Everyone in New Zealand should have a reusable fabric mask and know how to use it in the case of a resurgence of Covid-19, an epidemiologist says.
The case of a person who travelled to South Korea from New Zealand and tested positive for the coronavirus has renewed questions on how prepared this country is for any new outbreak of infections.
Though there's no evidence of transmission in New Zealand involving the South Korea case, and the possibility of a false positive test remains, health officials are taking action in this country as a precaution.
For the longer term, though, some health experts want New Zealanders to get more familiar with the idea of wearing face masks.
"This is a key form of resurgence planning," University of Otago epidemiologist Michael Baker told Morning Report.
"We're spending probably $1 million a day on testing to detect an outbreak, we're invested hugely in our contact tracing system and that's all good but the one thing we haven't invested in is getting masks available as an option."
Health minister Chris Hipkins yesterday said the government was stockpiling masks as a precaution.
"The ministry manages, on behalf of DHBs, significant stockpiles of of PPE - primarily targeted at the health workforce of course - but we've got a role to make sure that we've got a stockpile there so that if we need to undertake public distribution we can do so."
Baker said that was the right move especially for health workers, but there should also be a mass masking programme.

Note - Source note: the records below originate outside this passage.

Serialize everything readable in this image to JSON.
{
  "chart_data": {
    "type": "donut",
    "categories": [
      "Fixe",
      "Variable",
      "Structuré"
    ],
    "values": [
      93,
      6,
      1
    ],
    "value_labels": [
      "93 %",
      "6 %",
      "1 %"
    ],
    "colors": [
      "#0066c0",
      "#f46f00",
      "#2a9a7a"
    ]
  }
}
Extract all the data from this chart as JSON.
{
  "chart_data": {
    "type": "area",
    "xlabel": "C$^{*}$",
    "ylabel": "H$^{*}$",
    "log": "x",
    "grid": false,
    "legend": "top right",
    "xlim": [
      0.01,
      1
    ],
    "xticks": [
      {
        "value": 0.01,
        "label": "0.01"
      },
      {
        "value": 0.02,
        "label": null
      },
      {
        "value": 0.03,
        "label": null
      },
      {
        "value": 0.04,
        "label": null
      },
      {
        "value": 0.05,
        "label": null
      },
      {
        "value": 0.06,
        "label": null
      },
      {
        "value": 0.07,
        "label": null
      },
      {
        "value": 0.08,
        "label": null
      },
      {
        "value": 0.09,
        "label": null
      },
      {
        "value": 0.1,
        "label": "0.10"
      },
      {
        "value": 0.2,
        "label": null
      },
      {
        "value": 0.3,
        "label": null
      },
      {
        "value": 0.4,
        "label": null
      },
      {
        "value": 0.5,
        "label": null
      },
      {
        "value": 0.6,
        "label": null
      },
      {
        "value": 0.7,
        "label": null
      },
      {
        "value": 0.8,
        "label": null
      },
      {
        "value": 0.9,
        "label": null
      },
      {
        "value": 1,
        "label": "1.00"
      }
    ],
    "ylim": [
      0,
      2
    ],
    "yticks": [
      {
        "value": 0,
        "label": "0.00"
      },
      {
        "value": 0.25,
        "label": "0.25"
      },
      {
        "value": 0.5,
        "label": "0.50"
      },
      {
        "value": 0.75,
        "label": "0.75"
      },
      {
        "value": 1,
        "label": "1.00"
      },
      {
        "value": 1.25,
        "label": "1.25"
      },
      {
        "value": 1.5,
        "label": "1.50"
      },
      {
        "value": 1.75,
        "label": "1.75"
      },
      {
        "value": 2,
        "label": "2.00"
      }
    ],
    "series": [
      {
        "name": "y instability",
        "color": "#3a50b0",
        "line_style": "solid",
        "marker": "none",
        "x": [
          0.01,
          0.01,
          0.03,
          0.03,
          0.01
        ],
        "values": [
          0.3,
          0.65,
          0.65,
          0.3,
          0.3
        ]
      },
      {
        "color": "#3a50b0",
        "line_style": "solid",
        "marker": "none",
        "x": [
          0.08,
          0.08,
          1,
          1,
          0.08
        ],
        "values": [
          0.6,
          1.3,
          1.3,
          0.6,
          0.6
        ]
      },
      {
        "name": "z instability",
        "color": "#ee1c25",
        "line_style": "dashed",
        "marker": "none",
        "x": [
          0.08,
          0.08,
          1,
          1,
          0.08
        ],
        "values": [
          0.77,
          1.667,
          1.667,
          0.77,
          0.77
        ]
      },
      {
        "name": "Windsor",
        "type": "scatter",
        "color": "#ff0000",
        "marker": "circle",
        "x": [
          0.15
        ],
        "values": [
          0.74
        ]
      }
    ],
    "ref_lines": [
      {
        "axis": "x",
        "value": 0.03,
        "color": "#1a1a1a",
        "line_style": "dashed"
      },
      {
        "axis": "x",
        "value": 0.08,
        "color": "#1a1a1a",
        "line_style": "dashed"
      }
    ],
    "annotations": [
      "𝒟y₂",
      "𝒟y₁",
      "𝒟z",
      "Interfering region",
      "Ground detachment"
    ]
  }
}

"This is the concept that if you have an outbreak then everyone puts on these often reusable fabric masks as source control.
"That's because people are infectious for maybe up to two or three days before they get symptoms so they can infect people around them, particularly in indoor environments like public transport and shops."
Countries that had stopped transmission but then had an outbreak, like Hong Kong, South Korea, Singapore and now Australia, got the public wearing masks when there was an upswing in infections.
"It's very effective at damping down outbreaks," Baker said.
"We're suggesting that New Zealanders should have a reusable fabric mask and know how to use it."
Reusable masks avoid a "giant mountain of waste", and could be made by service groups or as a project for children at schools, he said.
South Korea case
Baker said there was only a low probability the case of the passenger who tested positive in South Korea would lead back to New Zealand given the absence of community transmission in this country.
The test result may have been a false positive because of a laboratory error or cross-contamination at the test site, he said, or could be the residue of an earlier infection - the person had been in the United States in March.
Health officials were taking action in New Zealand as if it was a worst-case scenario "out of an abundance of caution", Hipkins said yesterday.
The traveller had no symptoms but on arrival returned a positive test, using a rapid test considered less reliable than the PCR tests done in New Zealand, the minister said.
Passengers from the two rows around the individual on Flight NZ555 on July 20 are considered close contacts and were being asked to isolate and get tested. Other passengers on the flight will be given health information.
Five household contacts of the traveller were all in self-isolation, though all are well.
The person left New Zealand from Christchurch on July 21 and arrived in South Korea on July 22, transiting though Singapore.